Кара услышала голоса на лестнице и удары в двери чердака… «Сосредоточься! История, история, история!» Врестой был уже близко. Она уловила его слабый шёпот внутри своего разума, непохожий ни на одно из животных, слышанных ею прежде. Кара протянула к нему мысленный мостик из воспоминаний о дружеских чувствах: «Вот Сафи с Таффом молотят ногами по воде, вот она раскатывает тесто вместе с тётей Эбби…» – но сколько бы воспоминаний она ни вложила, всё равно мостик казался недостаточно длинным, чтобы соединить берега реальности и её воображения.
«Приходи в мой мир, Врестой! – думала Кара. – Давай подружимся, а?»

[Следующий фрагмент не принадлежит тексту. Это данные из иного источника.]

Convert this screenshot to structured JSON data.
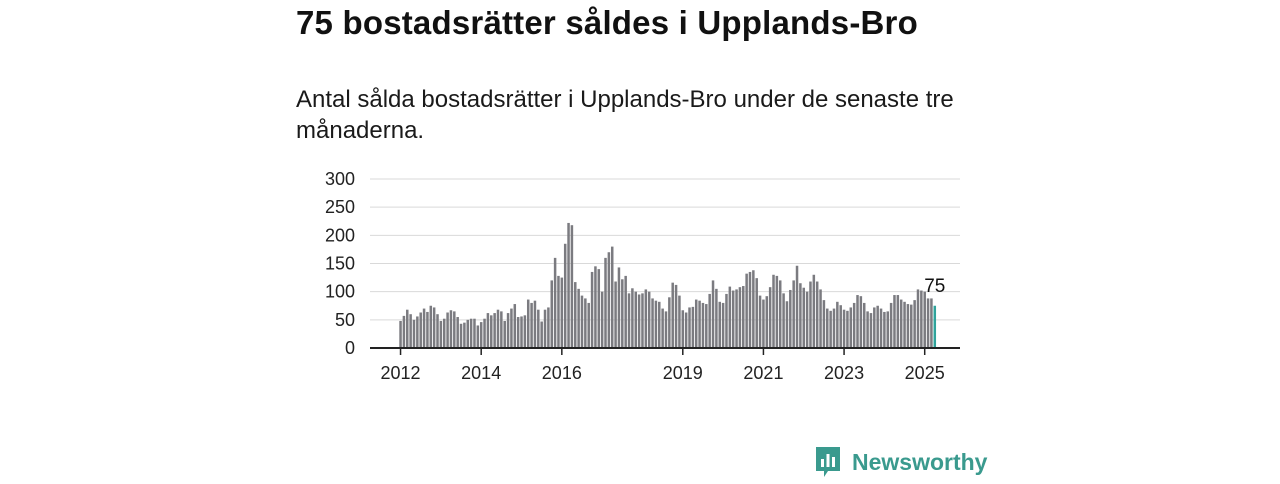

Тафф рассказывал дальше. Кара старалась не замечать страха в его голосе, пытающемся перекричать треск ломающейся двери.
– В тот вечер мальчик, который на самом деле уже не был мальчиком, лёг спать с полным животом, а утром он пошёл и купил себе три новых костюма. Врестой надеялся, что на том всё и закончится. Но это было только начало. Весь следующий год Рузен и йонстафф обходили окрестные деревни и показывали свои фокусы. Вскоре пузо Рузена уже свисало поверх ремня, а одежды он себе накупил столько, что им пришлось обзавестись целым фургоном, чтобы возить её с собой. Он всё чаще бранился. Всё реже смеялся. И вот когда Рузен объявил, что они отправляются в город, где у людей водятся «настоящие деньги», Врестой понял – это плохая затея. Он и так уже стал замечать, что в последнее время в деревнях, что они посещают, люди смотрят на них не только с восхищением, но и со страхом и отвращением. Слухи о Рузеновом «фокусе» разошлись по округе, и иные уже поговаривали, что совсем это не фокус, а какая-то чёрная магия. В городе им грозила опасность, и Врестой попытался отказаться, заботясь только о безопасности мальчика. Рузен же посадил его в клетку.
Кара поднялась в воздух.
Она открыла глаза. Пол чердака остался далеко внизу. Голова упёрлась в деревянные стропила. Близнецы торжествующе смотрели на неё, в волосах у них таяли снежные хлопья. Прочие ведьмы разошлись по чердаку. Старая карга с ввалившимися щеками зажала в ладонях лицо Таффа, точно нелюбимая тётка, норовящая его расцеловать. Грейс лежала на полу, глаза у неё были открыты, но ничего не видели. Из раны на её голове струилась кровь.
– А ведь мы почти дочитали сказку! – воскликнул Тафф, бессильно стиснув кулаки. – Почти дочитали!
Близнецы, двигаясь абсолютно синхронно, приближались к Каре, держа между собой раскрытый гримуар. Щепки чердачной двери хрустели у них под ногами. Сёстры заговорили на понятном только им гортанном языке. От этих слов уши Кары зачесались, как от шерстяной шапки.